8. Star Trek: InsurrectionEasily the weakest of all Trek films, except maybe the crappy 5th one that Shatner directed, Insurrection has low quality action and is just the sort of boring Federation politicking that the reboot entirely jettisoned, to much aplomb. (I don’t think I used aplomb correctly there). However, the opening Data freakout and subsequence chase, complete with HMS Pinafore musical number, is entertaining enough to be watched on its own, without having to put up with the rest of the film.

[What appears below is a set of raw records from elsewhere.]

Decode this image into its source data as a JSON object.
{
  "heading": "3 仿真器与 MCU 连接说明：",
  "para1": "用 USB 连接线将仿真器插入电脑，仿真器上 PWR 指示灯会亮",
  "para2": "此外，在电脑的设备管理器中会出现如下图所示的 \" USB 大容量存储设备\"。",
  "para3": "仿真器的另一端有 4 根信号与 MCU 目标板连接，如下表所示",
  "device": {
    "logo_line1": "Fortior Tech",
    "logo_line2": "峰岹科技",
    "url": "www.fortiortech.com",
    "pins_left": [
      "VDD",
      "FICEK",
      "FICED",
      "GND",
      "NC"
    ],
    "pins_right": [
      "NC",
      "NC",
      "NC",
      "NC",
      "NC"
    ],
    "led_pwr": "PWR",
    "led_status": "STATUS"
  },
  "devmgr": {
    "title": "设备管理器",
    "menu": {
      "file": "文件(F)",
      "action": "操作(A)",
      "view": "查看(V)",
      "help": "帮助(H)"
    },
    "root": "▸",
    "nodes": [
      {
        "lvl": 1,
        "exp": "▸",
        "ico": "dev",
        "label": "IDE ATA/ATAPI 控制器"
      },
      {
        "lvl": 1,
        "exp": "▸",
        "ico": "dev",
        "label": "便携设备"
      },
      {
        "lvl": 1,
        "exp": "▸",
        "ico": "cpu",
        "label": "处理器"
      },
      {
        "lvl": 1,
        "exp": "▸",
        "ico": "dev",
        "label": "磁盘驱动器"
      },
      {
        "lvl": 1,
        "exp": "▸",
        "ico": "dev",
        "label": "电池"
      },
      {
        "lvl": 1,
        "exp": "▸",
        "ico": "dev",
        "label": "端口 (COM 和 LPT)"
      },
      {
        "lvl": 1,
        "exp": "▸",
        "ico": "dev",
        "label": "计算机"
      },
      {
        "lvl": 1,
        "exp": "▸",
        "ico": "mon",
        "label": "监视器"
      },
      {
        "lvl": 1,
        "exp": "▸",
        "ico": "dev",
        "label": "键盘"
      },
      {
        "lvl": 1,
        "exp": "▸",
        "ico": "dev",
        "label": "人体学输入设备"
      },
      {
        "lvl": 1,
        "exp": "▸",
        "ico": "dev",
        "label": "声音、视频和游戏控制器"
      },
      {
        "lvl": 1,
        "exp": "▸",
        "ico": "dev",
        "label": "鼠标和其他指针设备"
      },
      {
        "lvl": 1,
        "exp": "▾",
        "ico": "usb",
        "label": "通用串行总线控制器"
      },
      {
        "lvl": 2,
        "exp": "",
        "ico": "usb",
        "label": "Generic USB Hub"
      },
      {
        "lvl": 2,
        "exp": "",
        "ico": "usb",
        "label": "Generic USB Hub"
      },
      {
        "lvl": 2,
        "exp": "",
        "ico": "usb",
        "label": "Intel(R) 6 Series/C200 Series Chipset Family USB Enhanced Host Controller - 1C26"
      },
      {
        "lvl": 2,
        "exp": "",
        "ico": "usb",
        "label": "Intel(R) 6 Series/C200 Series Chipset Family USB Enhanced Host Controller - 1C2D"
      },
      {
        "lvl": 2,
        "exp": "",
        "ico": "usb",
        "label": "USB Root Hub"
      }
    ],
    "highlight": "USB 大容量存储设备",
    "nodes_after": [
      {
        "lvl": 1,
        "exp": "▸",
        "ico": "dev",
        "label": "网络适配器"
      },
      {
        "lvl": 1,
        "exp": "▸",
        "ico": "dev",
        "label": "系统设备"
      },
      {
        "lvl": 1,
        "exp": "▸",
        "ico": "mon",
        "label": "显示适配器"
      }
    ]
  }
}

Notes: Star Trek: The Final Frontier also opens with a small adventure and musical number, with Kirk, Bones, and Spock singing Row, Row, Row Your Boat. Alas, it is nowhere near as entertaining as Insurrection. Life is not a dream.

9. Lolita

Light of my life, fire of my loins, my sin, my soul, the end. Really, all you need is that opening ephebophiliatic adulation of a gross 12-year-old. Sure, maybe buddy road trip sex romps across the great USA were a new and impressive thing back in the 50s. But now, boooring! Its been done. Finish the intro and high-five Nabokov, you’ve basically read the greatest book of all time.

10. This listReally, you should have stopped after the first one. The rest kinda sucks. I really had to struggle to make it an even 10.